Некто, называемый Крипюр («Черная кровь» Луи Гийу), уже на протяжении двадцати с лишним лет служит «посмешищем для всего города». Улица для него — «пытка». Он влачит по ней свое шимпанзеобразное тело, у него «вид огородного пугала» и уродливые ноги. Его «необычная походка» в окружении людей, даже стариков, которые приближаются к нему и его обгоняют, — настоящее мученичество. Он вынужден ежедневно сносить все смешки, которые раздаются вокруг него, все обиды и издевательства. «Маленькая полотняная шапочка, надвинутая на глаза, болтающийся козий полушубок, трость, вытянутая на манер шпаги, и мучительное усилие, с которым давался каждый шаг, как будто его длинные журавлиные ноги нужно было вытаскивать из липкой грязи… Одним словом, Крипюр выглядел на улице как канатоходец-сомнамбула. Близорукость придавала его лицу ошеломленный вид, сообщала его движениям медлительность и неуверенность пьяного или игрока в жмурки».

Сгорает ли Крипюр со стыда, он смешон или попросту уродлив? Во всяком случае, этот обладатель приклеившейся к нему клички[28] выглядит полной противоположностью Лорду Джиму, джентльмену, чья честь задета и чье главное желание — восстановить свое доброе имя. Крипюр пропитан субстанцией, применительно к которой слово «стыд» может даже показаться слишком слабым. И все же, на свой манер, он тоже Дон Кихот стыда. Как и у Джима, одно событие (предательство любимой женщины, его собственная трусость перед лицом соперника) опрокинуло его жизнь. И, как Джим, он будет искать выход в крайностях: сначала «капитальная пощечина» ненавистному' коллеге, потом самоубийство.

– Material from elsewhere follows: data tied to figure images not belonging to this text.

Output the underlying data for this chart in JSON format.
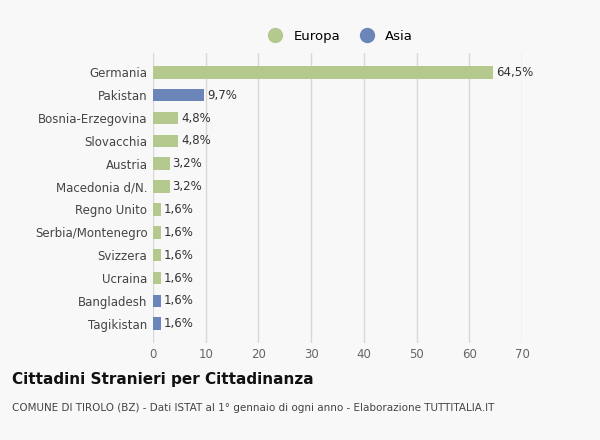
{
  "categories": [
    "Tagikistan",
    "Bangladesh",
    "Ucraina",
    "Svizzera",
    "Serbia/Montenegro",
    "Regno Unito",
    "Macedonia d/N.",
    "Austria",
    "Slovacchia",
    "Bosnia-Erzegovina",
    "Pakistan",
    "Germania"
  ],
  "values": [
    1.6,
    1.6,
    1.6,
    1.6,
    1.6,
    1.6,
    3.2,
    3.2,
    4.8,
    4.8,
    9.7,
    64.5
  ],
  "labels": [
    "1,6%",
    "1,6%",
    "1,6%",
    "1,6%",
    "1,6%",
    "1,6%",
    "3,2%",
    "3,2%",
    "4,8%",
    "4,8%",
    "9,7%",
    "64,5%"
  ],
  "colors": [
    "#6b85b8",
    "#6b85b8",
    "#b5c98e",
    "#b5c98e",
    "#b5c98e",
    "#b5c98e",
    "#b5c98e",
    "#b5c98e",
    "#b5c98e",
    "#b5c98e",
    "#6b85b8",
    "#b5c98e"
  ],
  "europa_color": "#b5c98e",
  "asia_color": "#6b85b8",
  "title": "Cittadini Stranieri per Cittadinanza",
  "subtitle": "COMUNE DI TIROLO (BZ) - Dati ISTAT al 1° gennaio di ogni anno - Elaborazione TUTTITALIA.IT",
  "xlim": [
    0,
    70
  ],
  "xticks": [
    0,
    10,
    20,
    30,
    40,
    50,
    60,
    70
  ],
  "background_color": "#f8f8f8",
  "grid_color": "#d8d8d8",
  "bar_height": 0.55,
  "label_fontsize": 8.5,
  "tick_fontsize": 8.5,
  "title_fontsize": 11,
  "subtitle_fontsize": 7.5
}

Но портрет, нарисованный выше, скрывает другую ипостась Крипюра: это утонченный философ, оригинальный ум. Его отделяют от мира в первую очередь его «бунтовские идеи». Его воспринимают то как «особенного человека», то (его бывшие ученики) как мэтра или «достойного человека». Созерцая мир свысока, он видит окружающих людей как мокриц и боится влезать в их шкуру. Его несчастье — чувствовать, что он, может быть, стал как они — «туго спеленатым, затерянным в глубинах человеком». Его отрада — оставаться вне, мыслить совершенно свободно, присутствовать при той или иной сцене, ощущая себя театральным зрителем, или превратиться в подводника: «Он внушил себе, что будет смотреть на весь окружающий мир не иначе как через перископ».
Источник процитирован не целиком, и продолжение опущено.